Dr. Richard A. Raymond, previously the Chief Medical Officer for Nebraska and subsequently Under Secretary for Food Safety at the USDA from 2005 to 2008, commented on advances in disease suppression at the InnoVet 2010 Biotechnology Conference in Saint-Hyacinthe, Quebec, Canada.

The theme of his presentation was “healthier animals contribute to safer food, resulting in healthier humans.” Recent outbreaks of disease including avian influenza demonstrate the link between livestock and human health.

Dr. Raymond is an opponent of the frequently expressed sentiment that “bigger is not necessarily better”. He believes that intensive agricultural practices are necessary to feed the world’s burgeoning population. Because the risks and consequences of infection increase with large production units, appropriate controls and good production practices including biosecurity and vaccination are necessary to ensure a safe food supply.

During his career with USDA he participated in a number of international organizations including the World Health Organization. This body has stated “governments could save billions of dollars by stepping up the prevention and control of high impact animal diseases some of which pose a direct threat to human health”.

Raymond commented that life expectancy in the U.S. in 1900 was only 49 years but increased to 78 years by the end of the 20th century. Causes of death have changed markedly with the transition from infections to metabolic and life style conditions including cardiovascular disease, diabetes and cancer.

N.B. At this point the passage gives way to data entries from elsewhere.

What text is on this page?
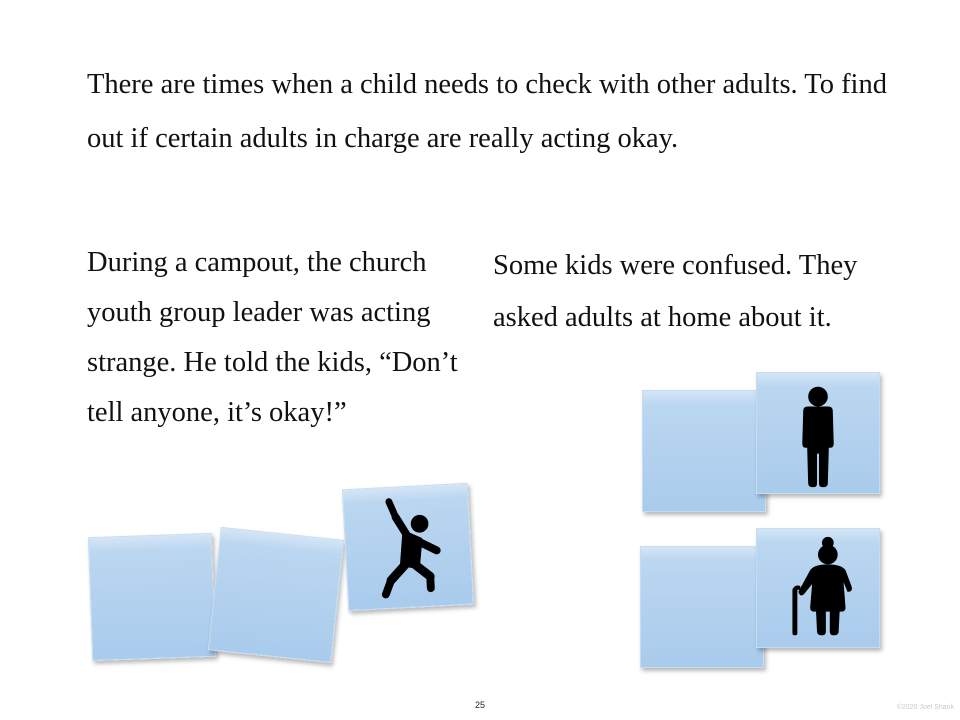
There are times when a child needs to check with other adults. To find out if certain adults in charge are really acting okay.

During a campout, the church youth group leader was acting strange. He told the kids, “Don’t tell anyone, it’s okay!”

Some kids were confused. They asked adults at home about it.

25	©2020 Joel Shank
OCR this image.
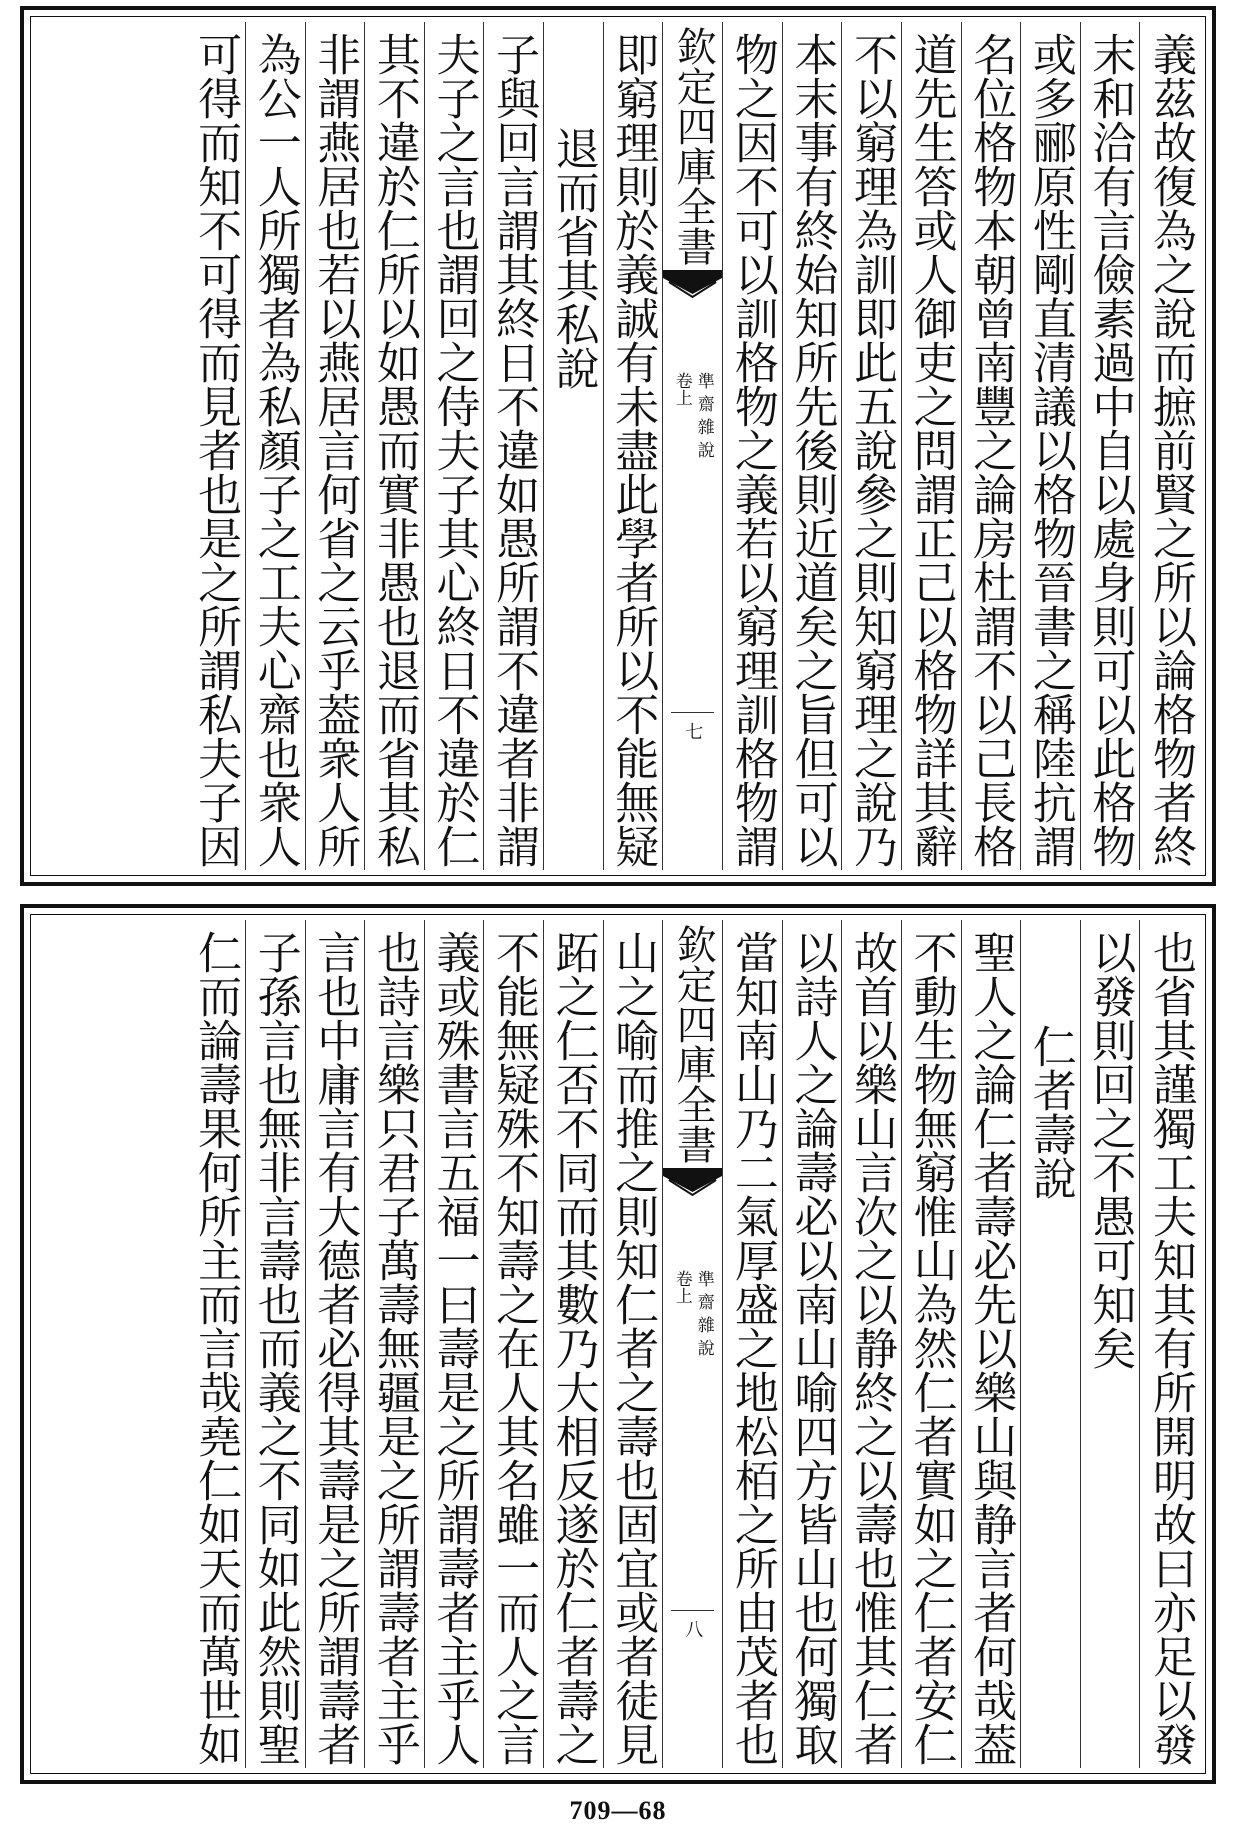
義茲故復為之說而摭前賢之所以論格物者終
末和洽有言儉素過中自以處身則可以此格物
或多郦原性剛直清議以格物晉書之稱陸抗謂
名位格物本朝曾南豐之論房杜謂不以己長格
道先生答或人御吏之問謂正己以格物詳其辭
不以窮理為訓即此五說參之則知窮理之說乃
本末事有終始知所先後則近道矣之旨但可以
物之因不可以訓格物之義若以窮理訓格物謂
欽定四庫全書
準齋雜說
卷上
七
即窮理則於義誠有未盡此學者所以不能無疑
退而省其私說
子與回言謂其終日不違如愚所謂不違者非謂
夫子之言也謂回之侍夫子其心終日不違於仁
其不違於仁所以如愚而實非愚也退而省其私
非謂燕居也若以燕居言何省之云乎葢衆人所
為公一人所獨者為私顏子之工夫心齋也衆人
可得而知不可得而見者也是之所謂私夫子因
也省其謹獨工夫知其有所開明故曰亦足以發
以發則回之不愚可知矣
仁者壽說
聖人之論仁者壽必先以樂山與静言者何哉葢
不動生物無窮惟山為然仁者實如之仁者安仁
故首以樂山言次之以静終之以壽也惟其仁者
以詩人之論壽必以南山喻四方皆山也何獨取
當知南山乃二氣厚盛之地松栢之所由茂者也
欽定四庫全書
準齋雜說
卷上
八
山之喻而推之則知仁者之壽也固宜或者徒見
跖之仁否不同而其數乃大相反遂於仁者壽之
不能無疑殊不知壽之在人其名雖一而人之言
義或殊書言五福一曰壽是之所謂壽者主乎人
也詩言樂只君子萬壽無疆是之所謂壽者主乎
言也中庸言有大德者必得其壽是之所謂壽者
子孫言也無非言壽也而義之不同如此然則聖
仁而論壽果何所主而言哉堯仁如天而萬世如
709—68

The adoption of confined livestock and concentrated production systems has impacted animal and poultry health requiring more intensive vaccination, environmental remediation and a safe food and water supply. The application of appropriate preventive measures has virtually eliminated the impact of trichinosis, BSE, tuberculosis, anthrax, and brucellosis in livestock now raised in North America.

Although poultry have not historically been associated with human disease, the recent outbreaks of highly pathogenic avian influenza in Asia and more recently egg-borne salmonellosis in Europe and the U.S. illustrate some of the problems which must be anticipated and prevented.

Raymond expressed the need to maintain federal inspection in meat and egg plants. The application of advances in biotechnology will contribute to the development of vaccines and hopefully should eliminate the need for antibiotics. Biotechnology should also contribute to more effective diagnostic procedures.

Consumer education is considered to be an important component of promoting public health. Improved monitoring of feed quality to ensure wholesomeness, enhancing trace back and strengthening surveillance for critical diseases are all required as food production is intensified.

As a physician and administrator, Raymond recognizes the need for one health initiative. This requires close collaboration between government and private sectors and cooperation among a wide range of professional disciplines to benefit all stakeholders.